Hacia calor en el laboratorio. El sudor no corría, sino que permanecía en el lugar en que se formaba. Cada vez que Rick lo recordaba, se enjugaba con el paño empapado que sostenía en la mano izquierda. Cuando brotaban las lágrimas se le cubrían los ojos como lentes de aumento, y el parpadeo sólo servía para distorsionar estas lentes. Pero tenía que limpiarse las lágrimas. Y, al hacerlo, vio lo que ocurría allá abajo.

Unos hoyos anaranjados brillaban en la Tierra oscura, como puntas de cigarrillo encendido que se hubieran aplicado por el dorso de un mapa. Era difícil determinar dónde se encontraba cada punto brillante. Las luces de las ciudades se habían extinguido en toda Europa. Las habían cubierto las nubes o se habían apagado. El mar tenía aspecto de tierra. Rick había observado que la tierra se convertía en mar en algunos lugares: en la costa oriental norteamericana, en Florida y hacia el interior de Texas. Texas… ¿Podía un helicóptero del Ejército avanzar más rápidamente que un muro de agua? ¡Pero los vientos…! No, ella habría muerto…

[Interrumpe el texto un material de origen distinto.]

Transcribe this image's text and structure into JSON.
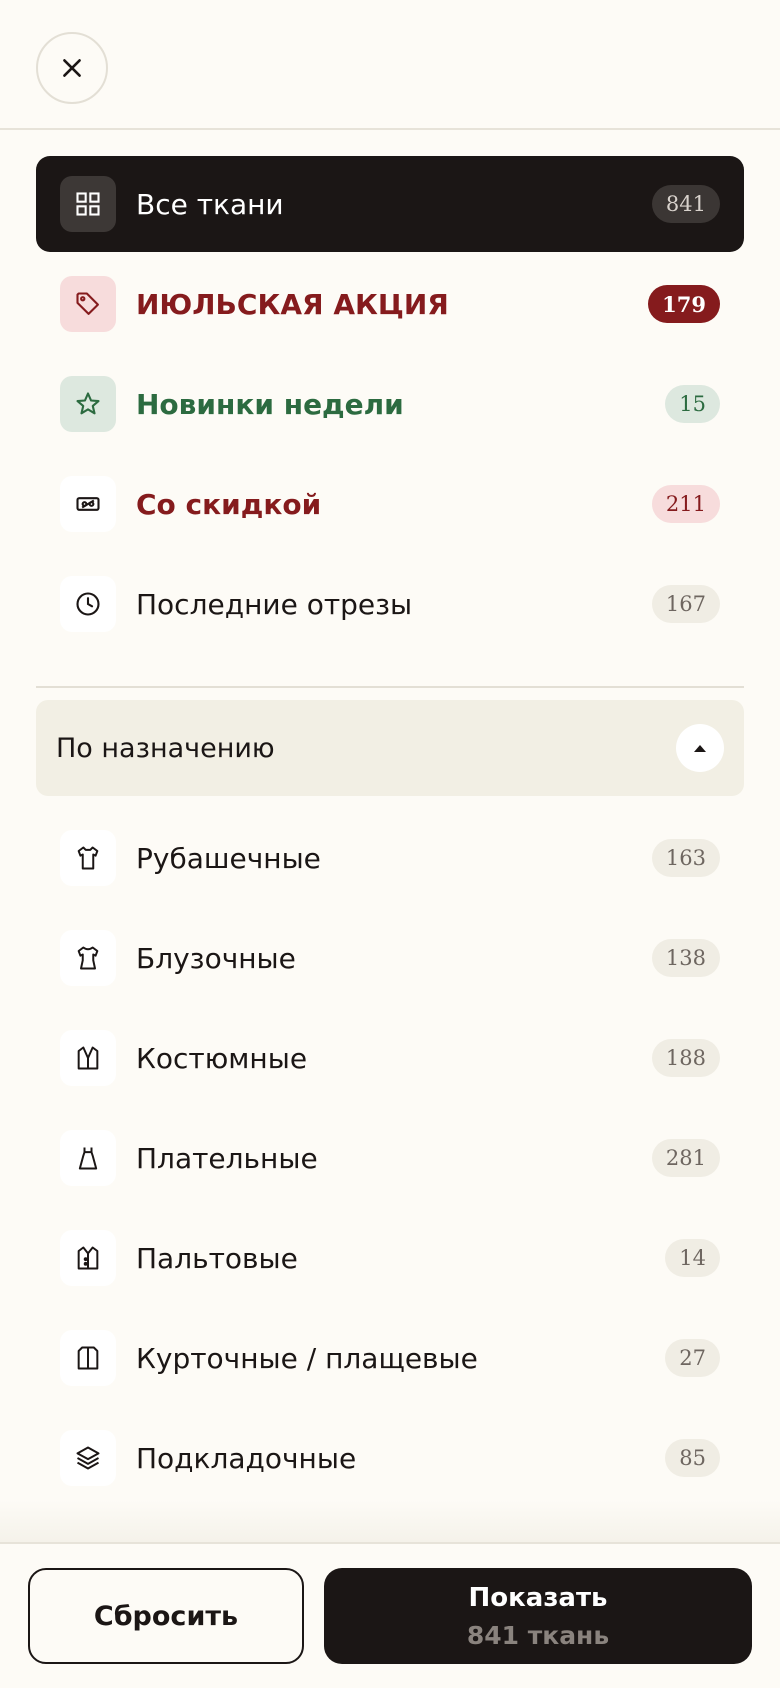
{
  "header": {
    "close_icon": "close-icon"
  },
  "top_items": [
    {
      "key": "all",
      "label": "Все ткани",
      "count": "841",
      "icon": "grid-icon"
    },
    {
      "key": "promo",
      "label": "ИЮЛЬСКАЯ АКЦИЯ",
      "count": "179",
      "icon": "tag-icon"
    },
    {
      "key": "new",
      "label": "Новинки недели",
      "count": "15",
      "icon": "star-icon"
    },
    {
      "key": "sale",
      "label": "Со скидкой",
      "count": "211",
      "icon": "discount-icon"
    },
    {
      "key": "last",
      "label": "Последние отрезы",
      "count": "167",
      "icon": "clock-icon"
    }
  ],
  "section": {
    "title": "По назначению",
    "toggle_icon": "caret-up-icon"
  },
  "purpose_items": [
    {
      "label": "Рубашечные",
      "count": "163",
      "icon": "shirt-icon"
    },
    {
      "label": "Блузочные",
      "count": "138",
      "icon": "blouse-icon"
    },
    {
      "label": "Костюмные",
      "count": "188",
      "icon": "suit-icon"
    },
    {
      "label": "Плательные",
      "count": "281",
      "icon": "dress-icon"
    },
    {
      "label": "Пальтовые",
      "count": "14",
      "icon": "coat-icon"
    },
    {
      "label": "Курточные / плащевые",
      "count": "27",
      "icon": "jacket-icon"
    },
    {
      "label": "Подкладочные",
      "count": "85",
      "icon": "layers-icon"
    }
  ],
  "footer": {
    "reset_label": "Сбросить",
    "show_label": "Показать",
    "show_sub": "841 ткань"
  },
  "colors": {
    "background": "#fdfbf6",
    "dark": "#1b1615",
    "promo_red": "#851b1d",
    "new_green": "#2c6b40",
    "section_bg": "#f2efe4"
  }
}
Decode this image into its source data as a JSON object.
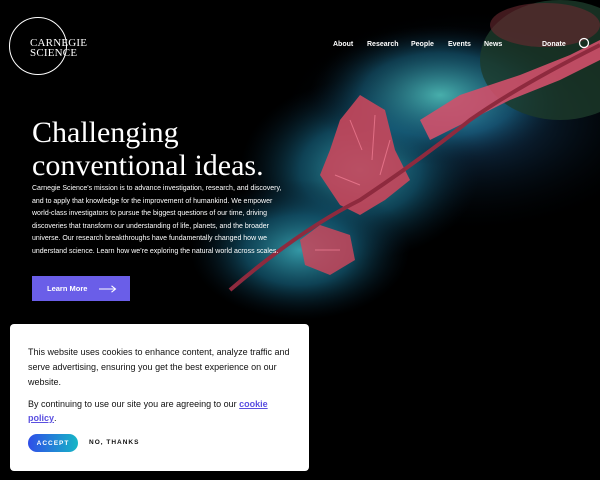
{
  "header": {
    "logo_line1": "CARNEGIE",
    "logo_line2": "SCIENCE",
    "nav": [
      "About",
      "Research",
      "People",
      "Events",
      "News",
      "Donate"
    ],
    "search_icon": "search-icon"
  },
  "hero": {
    "headline_line1": "Challenging",
    "headline_line2": "conventional ideas.",
    "mission": "Carnegie Science's mission is to advance investigation, research, and discovery, and to apply that knowledge for the improvement of humankind. We  empower world-class investigators to pursue the biggest questions of our time, driving discoveries that transform our understanding of life, planets, and the broader universe. Our research breakthroughs have fundamentally changed how we understand science. Learn how we’re exploring the natural world across scales.",
    "cta_label": "Learn More",
    "cta_icon": "arrow-right-icon",
    "cta_color": "#6a5ee8"
  },
  "cookie": {
    "message": "This website uses cookies to enhance content, analyze traffic and serve advertising, ensuring you get the best experience on our website.",
    "consent_prefix": "By continuing to use our site you are agreeing to our ",
    "policy_link": "cookie policy",
    "consent_suffix": ".",
    "accept_label": "ACCEPT",
    "decline_label": "NO, THANKS",
    "link_color": "#5a4fe0"
  }
}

Había visto los choques a la luz del día, y recordaba como el brillo en el Mediterráneo se había extinguido. El impacto en el Báltico, más pequeño, se había apagado casi de inmediato.

Aún se veían impactos mayores en medio del Atlántico. Sólo se distinguía un difuminado brillo perlino hasta que el laboratorio espacial se encontraba exactamente encima. Entonces podía mirarse el centro nítido del tremendo huracán: a través de una columna de vapor ardiente se atisbaba un resplandor blanco anaranjado. Podían distinguirse tres resplandores similares, ahora mucho más pequeños, pues el mar estaba regresando.

Cuatro pequeños cráteres brillantes estaban repartidos en Sudán, y tres en Europa. Cerca de Moscú había uno mucho mayor, y todavía retornaba al espacio su luz blanco anaranjada.

Johnny Baker suspiró y apartándose de la ventanilla. Se aclaró la garganta y dijo:

—Bien, tenemos cosas que discutir.

Los demás le miraron como si hubiera interrumpido un panegírico. Johnny prosiguió tenazmente.

—No podemos utilizar el Apolo. Ese gran impacto en el Pacífico se ha producido precisamente en el lugar donde estaba nuestra flota de recuperación. El Apolo está construido para amerizar, y el mar… todos los océanos… diablos…

—Tenéis que pedir que os llevemos a casa —dijo Pieter Jakov, moviendo la cabeza—. Sí, disponemos de espacio. Aceptad nuestra hospitalidad.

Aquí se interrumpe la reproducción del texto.